Both Flynn and Walker recorded times of 3 minutes 54.9 seconds, 2.1 seconds slower than the unofficial world record for a grass track of 3:52.8 established 20 years ago by West Germany’s Jurgen May over the same course.
Walker hopes to break 4 minutes for the 100th time in a race Sunday night on his home track at Mount Smart in Auckland.
Basketball Coach Bob Wenzel of Jacksonville University underwent surgery for a cerebral aneurysm, a bulge in a weakened artery.
The 35-year-old coach was hospitalized last Thursday, but surgery was delayed until his condition stabilized, said Paul Griffin, the school’s athletic director.
Griffin said he doesn’t expect Wenzel to return for the rest of the Sun Belt Conference season.
The Southeastern Conference has delayed until April a decision on whether the University of Florida will be allowed to keep its first SEC football title.
The Gators are on a two-year probation imposed by the National Collegiate Athletic Assn. for violations of NCAA rules.
The SEC’s seven-member executive committee had planned to take up the title issue in Birmingham March 5, a day before the conference basketball tournament, but Commissioner Boyd McWhorter told The Florida Times-Union newspaper that the meeting had been delayed.
The committee originally considered the championship issue in November, when it determined that the Gators could not play in a postseason bowl.
McWhorter did say that Florida will not share in the league’s postseason bowl revenues. Five SEC schools competed in bowl games.
Vitas Gerulaitis and Bobby Riggs challenged the world’s top women’s doubles team--Martina Navratilova and Pam Shriver--to a battle-of-the-sexes tennis match.
It was learned the four have signed a contract and the match will be played in either Atlantic City, N.J., or in Las Vegas.
The New England Patriots announced the appointment of former Minnesota Vikings head coach Les Steckel and ex-wide receiver Harold Jackson to assistant coaching positions.

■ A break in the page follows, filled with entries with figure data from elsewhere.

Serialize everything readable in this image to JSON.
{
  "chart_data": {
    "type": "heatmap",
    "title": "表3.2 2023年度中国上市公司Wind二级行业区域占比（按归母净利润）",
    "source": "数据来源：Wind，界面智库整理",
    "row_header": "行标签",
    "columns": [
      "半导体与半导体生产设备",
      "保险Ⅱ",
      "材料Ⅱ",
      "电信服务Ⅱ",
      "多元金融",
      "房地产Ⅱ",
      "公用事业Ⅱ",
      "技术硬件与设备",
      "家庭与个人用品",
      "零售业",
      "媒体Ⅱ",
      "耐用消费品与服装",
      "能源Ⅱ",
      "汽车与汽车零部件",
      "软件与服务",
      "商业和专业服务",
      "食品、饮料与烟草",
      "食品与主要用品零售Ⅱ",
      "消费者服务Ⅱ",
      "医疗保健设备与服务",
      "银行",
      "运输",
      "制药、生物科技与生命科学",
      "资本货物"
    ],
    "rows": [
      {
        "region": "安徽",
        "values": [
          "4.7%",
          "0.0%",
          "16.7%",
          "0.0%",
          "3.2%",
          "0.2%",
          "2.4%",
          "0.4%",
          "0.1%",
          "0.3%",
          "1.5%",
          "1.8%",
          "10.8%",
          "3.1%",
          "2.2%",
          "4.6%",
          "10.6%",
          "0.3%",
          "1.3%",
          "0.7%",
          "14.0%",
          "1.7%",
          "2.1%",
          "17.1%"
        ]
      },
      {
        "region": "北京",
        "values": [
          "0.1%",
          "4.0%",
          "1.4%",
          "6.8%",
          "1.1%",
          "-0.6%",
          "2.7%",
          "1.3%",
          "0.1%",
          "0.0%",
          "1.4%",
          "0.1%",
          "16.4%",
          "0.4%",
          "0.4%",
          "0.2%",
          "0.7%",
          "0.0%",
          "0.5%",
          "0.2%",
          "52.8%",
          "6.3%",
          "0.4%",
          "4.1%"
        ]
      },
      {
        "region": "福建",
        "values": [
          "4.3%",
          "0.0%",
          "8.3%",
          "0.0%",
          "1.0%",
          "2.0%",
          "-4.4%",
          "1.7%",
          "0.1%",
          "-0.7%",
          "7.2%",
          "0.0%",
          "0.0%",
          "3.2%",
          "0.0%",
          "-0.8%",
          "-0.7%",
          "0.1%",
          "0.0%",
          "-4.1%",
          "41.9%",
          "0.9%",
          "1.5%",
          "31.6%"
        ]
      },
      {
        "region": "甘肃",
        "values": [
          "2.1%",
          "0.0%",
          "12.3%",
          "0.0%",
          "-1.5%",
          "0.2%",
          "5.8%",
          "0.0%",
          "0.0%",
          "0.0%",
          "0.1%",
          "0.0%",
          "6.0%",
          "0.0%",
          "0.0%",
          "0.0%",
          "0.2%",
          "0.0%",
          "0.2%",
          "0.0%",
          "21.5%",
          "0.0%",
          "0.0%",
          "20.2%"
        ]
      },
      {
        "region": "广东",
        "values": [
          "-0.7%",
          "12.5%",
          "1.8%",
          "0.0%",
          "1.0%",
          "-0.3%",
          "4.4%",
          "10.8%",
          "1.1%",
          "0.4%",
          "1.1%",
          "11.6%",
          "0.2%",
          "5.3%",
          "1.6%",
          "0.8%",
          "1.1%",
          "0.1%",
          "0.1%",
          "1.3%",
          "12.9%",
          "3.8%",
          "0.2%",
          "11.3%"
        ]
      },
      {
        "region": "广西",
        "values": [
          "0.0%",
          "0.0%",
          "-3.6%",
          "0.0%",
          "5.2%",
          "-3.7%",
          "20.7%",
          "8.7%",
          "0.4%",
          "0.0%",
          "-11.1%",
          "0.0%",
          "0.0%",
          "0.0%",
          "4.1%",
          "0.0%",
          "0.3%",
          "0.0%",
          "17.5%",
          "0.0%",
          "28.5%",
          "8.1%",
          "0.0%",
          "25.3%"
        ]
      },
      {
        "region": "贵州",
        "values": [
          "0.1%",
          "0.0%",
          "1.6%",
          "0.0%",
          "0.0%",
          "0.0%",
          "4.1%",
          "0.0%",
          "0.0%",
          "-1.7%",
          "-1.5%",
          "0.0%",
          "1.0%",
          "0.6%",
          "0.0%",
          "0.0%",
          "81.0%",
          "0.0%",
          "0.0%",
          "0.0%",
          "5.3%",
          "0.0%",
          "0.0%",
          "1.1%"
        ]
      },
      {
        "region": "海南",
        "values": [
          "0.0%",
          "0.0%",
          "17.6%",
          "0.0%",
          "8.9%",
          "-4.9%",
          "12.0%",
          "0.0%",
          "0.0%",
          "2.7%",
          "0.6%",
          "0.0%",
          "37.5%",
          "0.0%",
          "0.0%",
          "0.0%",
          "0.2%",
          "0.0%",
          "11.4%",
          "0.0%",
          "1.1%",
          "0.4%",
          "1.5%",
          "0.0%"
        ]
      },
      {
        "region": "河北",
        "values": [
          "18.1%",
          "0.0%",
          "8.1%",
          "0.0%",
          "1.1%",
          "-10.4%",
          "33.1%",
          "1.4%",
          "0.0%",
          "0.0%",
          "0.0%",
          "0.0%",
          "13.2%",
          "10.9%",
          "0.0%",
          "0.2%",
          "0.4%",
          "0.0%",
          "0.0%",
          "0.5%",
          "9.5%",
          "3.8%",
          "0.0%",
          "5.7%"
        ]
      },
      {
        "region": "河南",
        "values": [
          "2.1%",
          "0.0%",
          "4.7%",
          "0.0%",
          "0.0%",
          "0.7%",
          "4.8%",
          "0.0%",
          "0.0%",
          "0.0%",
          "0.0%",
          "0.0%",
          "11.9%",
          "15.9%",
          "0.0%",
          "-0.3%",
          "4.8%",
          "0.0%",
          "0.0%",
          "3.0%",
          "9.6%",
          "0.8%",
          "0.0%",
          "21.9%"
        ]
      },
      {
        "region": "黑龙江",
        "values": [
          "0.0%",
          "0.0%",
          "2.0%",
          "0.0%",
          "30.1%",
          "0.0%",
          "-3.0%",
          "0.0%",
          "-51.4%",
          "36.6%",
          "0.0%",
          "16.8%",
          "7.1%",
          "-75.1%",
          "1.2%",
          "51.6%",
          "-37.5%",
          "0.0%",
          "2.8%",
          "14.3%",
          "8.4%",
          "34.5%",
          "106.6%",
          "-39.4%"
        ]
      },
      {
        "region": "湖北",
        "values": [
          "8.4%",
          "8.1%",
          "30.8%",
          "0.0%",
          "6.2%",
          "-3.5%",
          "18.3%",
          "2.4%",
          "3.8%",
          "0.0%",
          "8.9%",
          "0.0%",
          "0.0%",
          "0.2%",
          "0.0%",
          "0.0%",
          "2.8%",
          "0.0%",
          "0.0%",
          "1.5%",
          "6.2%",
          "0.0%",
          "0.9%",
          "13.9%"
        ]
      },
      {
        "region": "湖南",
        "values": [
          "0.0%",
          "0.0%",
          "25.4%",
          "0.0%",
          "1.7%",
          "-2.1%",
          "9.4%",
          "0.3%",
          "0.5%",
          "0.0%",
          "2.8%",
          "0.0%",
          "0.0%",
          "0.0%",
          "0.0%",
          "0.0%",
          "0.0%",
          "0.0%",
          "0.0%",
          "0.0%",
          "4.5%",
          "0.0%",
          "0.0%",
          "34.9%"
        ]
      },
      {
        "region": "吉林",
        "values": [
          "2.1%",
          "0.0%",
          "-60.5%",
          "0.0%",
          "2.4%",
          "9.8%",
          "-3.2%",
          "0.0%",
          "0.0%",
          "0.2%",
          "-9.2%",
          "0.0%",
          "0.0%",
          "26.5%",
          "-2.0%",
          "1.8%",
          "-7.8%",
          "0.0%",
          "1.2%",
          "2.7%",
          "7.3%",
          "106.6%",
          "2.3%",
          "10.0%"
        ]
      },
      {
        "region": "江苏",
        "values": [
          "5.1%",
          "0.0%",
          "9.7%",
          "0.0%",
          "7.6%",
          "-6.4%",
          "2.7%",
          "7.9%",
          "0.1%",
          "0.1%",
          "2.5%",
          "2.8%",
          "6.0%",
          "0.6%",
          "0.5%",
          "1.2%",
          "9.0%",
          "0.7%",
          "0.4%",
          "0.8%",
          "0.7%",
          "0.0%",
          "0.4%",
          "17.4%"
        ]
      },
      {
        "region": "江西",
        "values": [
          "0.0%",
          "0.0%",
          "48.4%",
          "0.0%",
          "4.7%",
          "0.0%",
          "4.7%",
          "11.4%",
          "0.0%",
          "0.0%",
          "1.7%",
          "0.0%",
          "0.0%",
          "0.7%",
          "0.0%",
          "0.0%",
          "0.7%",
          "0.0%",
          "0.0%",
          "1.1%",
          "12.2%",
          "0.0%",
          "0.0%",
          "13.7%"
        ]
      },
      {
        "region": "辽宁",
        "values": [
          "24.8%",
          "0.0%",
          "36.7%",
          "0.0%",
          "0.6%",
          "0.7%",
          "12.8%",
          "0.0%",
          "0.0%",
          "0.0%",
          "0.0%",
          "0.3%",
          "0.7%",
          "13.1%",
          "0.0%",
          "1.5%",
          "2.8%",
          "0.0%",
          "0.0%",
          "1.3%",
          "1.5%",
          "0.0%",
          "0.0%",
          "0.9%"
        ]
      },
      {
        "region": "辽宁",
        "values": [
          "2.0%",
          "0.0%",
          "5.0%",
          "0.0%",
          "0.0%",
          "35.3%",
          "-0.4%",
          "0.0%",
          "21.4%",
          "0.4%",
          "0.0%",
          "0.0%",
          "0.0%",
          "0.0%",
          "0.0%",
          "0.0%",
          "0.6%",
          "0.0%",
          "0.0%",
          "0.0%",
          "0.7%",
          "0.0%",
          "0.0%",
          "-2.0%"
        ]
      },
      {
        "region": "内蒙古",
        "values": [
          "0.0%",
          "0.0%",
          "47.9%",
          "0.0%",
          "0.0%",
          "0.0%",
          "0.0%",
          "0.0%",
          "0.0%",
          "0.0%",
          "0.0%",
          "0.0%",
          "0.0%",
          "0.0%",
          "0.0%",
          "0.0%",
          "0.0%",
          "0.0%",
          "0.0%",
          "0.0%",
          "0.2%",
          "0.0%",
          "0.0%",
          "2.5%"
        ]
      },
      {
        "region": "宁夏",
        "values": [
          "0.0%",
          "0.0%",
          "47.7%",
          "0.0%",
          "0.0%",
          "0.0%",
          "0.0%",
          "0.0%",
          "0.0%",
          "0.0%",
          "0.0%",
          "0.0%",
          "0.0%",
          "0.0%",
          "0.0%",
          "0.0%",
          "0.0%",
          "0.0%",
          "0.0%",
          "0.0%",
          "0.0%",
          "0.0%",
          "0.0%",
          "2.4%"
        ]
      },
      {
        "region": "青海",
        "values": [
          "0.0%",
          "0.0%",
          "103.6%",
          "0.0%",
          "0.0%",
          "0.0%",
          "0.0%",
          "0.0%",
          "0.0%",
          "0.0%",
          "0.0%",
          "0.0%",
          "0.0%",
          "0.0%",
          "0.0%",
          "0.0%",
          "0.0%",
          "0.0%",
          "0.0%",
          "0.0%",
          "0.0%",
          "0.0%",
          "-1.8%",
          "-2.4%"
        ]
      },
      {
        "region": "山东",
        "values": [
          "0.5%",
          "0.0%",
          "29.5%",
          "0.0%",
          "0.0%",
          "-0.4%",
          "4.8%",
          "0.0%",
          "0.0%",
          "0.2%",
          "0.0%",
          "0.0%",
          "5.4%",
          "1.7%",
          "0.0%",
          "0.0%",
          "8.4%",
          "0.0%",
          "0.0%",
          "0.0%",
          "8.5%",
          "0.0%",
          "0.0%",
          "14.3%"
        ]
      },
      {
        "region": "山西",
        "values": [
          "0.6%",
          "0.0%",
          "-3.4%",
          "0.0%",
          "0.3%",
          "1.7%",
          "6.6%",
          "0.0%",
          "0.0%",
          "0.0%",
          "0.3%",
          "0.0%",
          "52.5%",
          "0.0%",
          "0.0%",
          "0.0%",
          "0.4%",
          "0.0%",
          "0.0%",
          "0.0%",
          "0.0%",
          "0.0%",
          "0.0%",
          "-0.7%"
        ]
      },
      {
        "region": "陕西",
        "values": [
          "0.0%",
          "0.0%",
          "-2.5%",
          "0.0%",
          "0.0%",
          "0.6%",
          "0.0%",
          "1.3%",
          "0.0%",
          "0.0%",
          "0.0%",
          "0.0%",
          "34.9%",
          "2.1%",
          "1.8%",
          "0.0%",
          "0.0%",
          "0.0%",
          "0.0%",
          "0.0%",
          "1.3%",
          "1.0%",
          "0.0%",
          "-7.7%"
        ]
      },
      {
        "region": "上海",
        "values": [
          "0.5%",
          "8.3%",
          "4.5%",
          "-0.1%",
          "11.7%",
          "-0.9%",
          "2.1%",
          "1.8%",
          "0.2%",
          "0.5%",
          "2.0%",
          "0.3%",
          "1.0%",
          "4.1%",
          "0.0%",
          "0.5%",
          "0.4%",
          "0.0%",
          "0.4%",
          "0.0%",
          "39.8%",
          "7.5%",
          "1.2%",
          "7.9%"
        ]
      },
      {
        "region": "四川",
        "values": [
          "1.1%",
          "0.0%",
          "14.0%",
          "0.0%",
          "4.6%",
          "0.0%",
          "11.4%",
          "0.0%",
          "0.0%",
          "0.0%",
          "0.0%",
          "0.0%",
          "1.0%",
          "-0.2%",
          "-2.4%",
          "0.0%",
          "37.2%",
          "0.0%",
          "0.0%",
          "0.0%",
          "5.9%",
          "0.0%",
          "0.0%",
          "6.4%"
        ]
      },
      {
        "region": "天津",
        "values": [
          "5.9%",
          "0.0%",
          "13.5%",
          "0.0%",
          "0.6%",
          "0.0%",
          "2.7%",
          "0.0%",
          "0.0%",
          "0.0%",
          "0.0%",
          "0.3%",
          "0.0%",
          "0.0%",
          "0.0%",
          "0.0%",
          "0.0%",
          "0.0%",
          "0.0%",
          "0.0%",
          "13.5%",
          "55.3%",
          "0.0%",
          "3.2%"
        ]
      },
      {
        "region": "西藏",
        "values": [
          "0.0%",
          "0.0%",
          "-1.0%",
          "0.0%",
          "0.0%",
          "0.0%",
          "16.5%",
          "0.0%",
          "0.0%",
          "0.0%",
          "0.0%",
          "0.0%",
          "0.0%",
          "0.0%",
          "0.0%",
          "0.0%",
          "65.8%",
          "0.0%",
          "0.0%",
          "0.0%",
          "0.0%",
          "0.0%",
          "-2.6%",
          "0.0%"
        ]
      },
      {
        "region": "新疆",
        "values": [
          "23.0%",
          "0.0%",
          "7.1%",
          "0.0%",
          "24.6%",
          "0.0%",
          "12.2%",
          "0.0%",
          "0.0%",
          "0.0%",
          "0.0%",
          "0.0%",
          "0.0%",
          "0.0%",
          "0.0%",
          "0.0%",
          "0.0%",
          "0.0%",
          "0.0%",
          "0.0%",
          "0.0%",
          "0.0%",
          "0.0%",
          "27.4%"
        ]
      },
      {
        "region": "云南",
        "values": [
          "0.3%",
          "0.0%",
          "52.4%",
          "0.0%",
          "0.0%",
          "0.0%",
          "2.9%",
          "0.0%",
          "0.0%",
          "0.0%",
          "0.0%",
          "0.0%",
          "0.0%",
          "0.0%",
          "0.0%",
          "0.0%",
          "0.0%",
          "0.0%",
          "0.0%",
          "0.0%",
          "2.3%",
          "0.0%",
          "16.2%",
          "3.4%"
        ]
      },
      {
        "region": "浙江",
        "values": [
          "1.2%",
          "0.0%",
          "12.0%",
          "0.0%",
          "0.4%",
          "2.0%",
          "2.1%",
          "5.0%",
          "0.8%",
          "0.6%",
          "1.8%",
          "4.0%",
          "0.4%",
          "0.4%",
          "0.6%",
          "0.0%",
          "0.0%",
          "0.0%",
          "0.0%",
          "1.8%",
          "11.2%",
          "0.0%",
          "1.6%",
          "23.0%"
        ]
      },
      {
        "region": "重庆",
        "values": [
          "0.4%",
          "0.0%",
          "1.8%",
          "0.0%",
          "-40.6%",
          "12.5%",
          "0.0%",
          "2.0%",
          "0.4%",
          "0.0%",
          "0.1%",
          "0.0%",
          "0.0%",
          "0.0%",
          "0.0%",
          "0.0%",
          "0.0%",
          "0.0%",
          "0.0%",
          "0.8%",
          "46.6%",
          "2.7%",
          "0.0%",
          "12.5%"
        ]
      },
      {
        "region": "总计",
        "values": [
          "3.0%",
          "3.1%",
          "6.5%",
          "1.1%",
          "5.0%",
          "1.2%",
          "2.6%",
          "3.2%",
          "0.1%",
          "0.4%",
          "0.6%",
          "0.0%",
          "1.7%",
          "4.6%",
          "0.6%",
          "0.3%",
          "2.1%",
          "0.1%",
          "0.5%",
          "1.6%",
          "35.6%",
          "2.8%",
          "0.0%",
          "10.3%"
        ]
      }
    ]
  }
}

Steckel, 38, will coach the team’s quarterbacks and wide receivers, while Jackson, 39, will help him handle the receivers, the National Football League club said.
Names in the News
World Boxing Council lightweight boxing champion Jose Luis Ramirez of Mexico will defend his title June 6 against Hector (Macho) Camacho of New York. The site has yet to be determined.
Defensive end Donnie Humphrey of the Green Bay Packers is undergoing voluntary drug rehabilitation, an agent for the National Football League player said.